Django's cache layer sucks. Simply stated and simply true. Any time I decide I can cache something, I should ask myself if I could have built it before I even had the request in the first place. Doing that with the template caches simply isn't possible. It should be possible and it should be the first path you take, instead of forcing us to go out of our way to do the better thing. Anything I might want to cache, I also might want to be sure I'm not doing in more place than once, and forcing them inline in my templates does not help this. The template caches imply a copy-and-paste method of reuse when a cached portion is used in more place than one. When I define a cache block, I name it and I specify a set of keys. This is exactly the information, that when changed, I should just generate that block as a static snippet to be inserted. If it weren't for the lacking in reuse mechanics, I would advocate parsing all your templates for cache blocks and pre-generating them. Instead, we need to pull the cached contents out of the normal templates and use the existing names and keys to find the generated snippets.
On the more basic level, there are some abstractions that need to be injected into Django-proper to really be useful, by means of what they would standardize. We have no current means of standardizing our cache keys in a way that different applications can cooperate about what data is where and how to get it. Even the types that are taken for granted in Django have no useful standards. If they did, I would be able to drop a QuerySet object into the cache in a way that another query can find to reuse. And, when memcached is by far the most likely cache backend to be used, we would be providing a mechanism that abstracted away its limitations in entry size, allowing us to trust dropping our QuerySet in safely.
Denormalization should be normal. I have revision tracking in a document system, and from a normalization perspective it makes sense that each version hold a foreign key to either its previous or next version, but not both. From a practicality perspective, if I have one version I want to know the previous and next versions without doing a new query. Our Resources might offer a solution, by giving us some place outside of our model to allow denormalized data. I could generate a record of my documents with all the revision information queried and built and stored in one flat record, while keeping my base model clean.

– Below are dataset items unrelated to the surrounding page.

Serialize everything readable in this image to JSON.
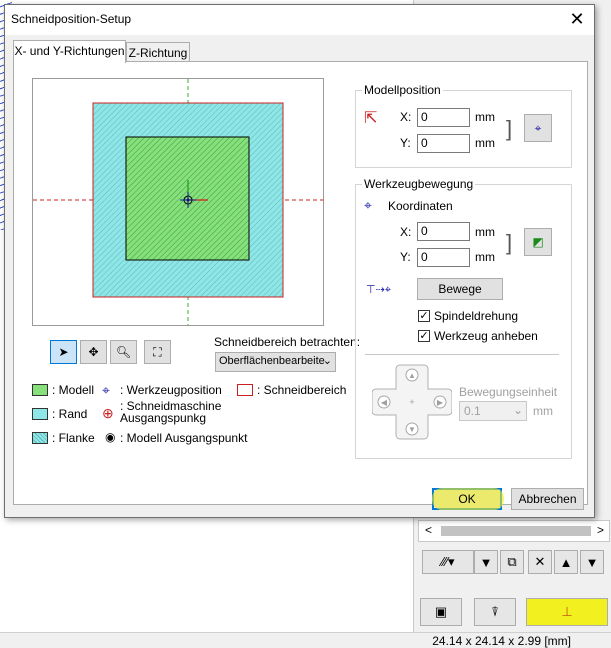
{
  "dialog": {
    "title": "Schneidposition-Setup",
    "close_label": "✕",
    "tabs": [
      {
        "label": "X- und Y-Richtungen"
      },
      {
        "label": "Z-Richtung"
      }
    ]
  },
  "modellposition": {
    "label": "Modellposition",
    "x_label": "X:",
    "x_value": "0",
    "y_label": "Y:",
    "y_value": "0",
    "unit": "mm"
  },
  "werkzeugbewegung": {
    "label": "Werkzeugbewegung",
    "koordinaten_label": "Koordinaten",
    "x_label": "X:",
    "x_value": "0",
    "y_label": "Y:",
    "y_value": "0",
    "unit": "mm",
    "move_button": "Bewege",
    "spindeldrehung_label": "Spindeldrehung",
    "spindeldrehung_checked": true,
    "werkzeug_anheben_label": "Werkzeug anheben",
    "werkzeug_anheben_checked": true,
    "bewegungseinheit_label": "Bewegungseinheit",
    "bewegungseinheit_value": "0.1",
    "bewegungseinheit_unit": "mm"
  },
  "view": {
    "schneidbereich_label": "Schneidbereich betrachten:",
    "schneidbereich_value": "Oberflächenbearbeite"
  },
  "legend": {
    "modell": ": Modell",
    "rand": ": Rand",
    "flanke": ": Flanke",
    "werkzeugposition": ": Werkzeugposition",
    "schneidmaschine": ": Schneidmaschine Ausgangspunkg",
    "modell_ausgangspunkt": ": Modell Ausgangspunkt",
    "schneidbereich": ": Schneidbereich"
  },
  "footer": {
    "ok_label": "OK",
    "cancel_label": "Abbrechen"
  },
  "status_bar": {
    "dimensions": "24.14 x 24.14 x 2.99 [mm]"
  },
  "colors": {
    "model_green": "#86e07c",
    "edge_cyan": "#8fe6e6",
    "cut_area_red": "#d9534f",
    "highlight_yellow": "#f3f020",
    "accent_blue": "#0078d7"
  }
}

Queuing work should be as accessible as doing work. There is little or nothing inhibiting a developing from dropping one little query or action into an existing operation. I've recently built a weighted sort to replace our basic date and time based order for posts. This means generating scores for all the posts and updating those when posts or votes change. Now, whenever we calculate scores we account for the age of all votes and the relative scores and age of all posts and votes together. In other words, this is something I'd prefer not to add to the cost of a user actually posting content or voting on something. It would have been extremely easy for me to call one generate_scores() function, but it takes thought, planning, and infrastructure to have this done after the request is handled.
Borrowing from existing Python canon makes sense, so I think multiprocessing is a candidate for use here, in one form or another. multiprocessing.Pool.apply_async() without a result returned fits the bill for an interface to call some function at another time, possibly in another process. Any function that works when passed through multiprocessing into another process should also work when queued up for execution at some later time, so borrowing here reusing existing semantics developers should be familiar with.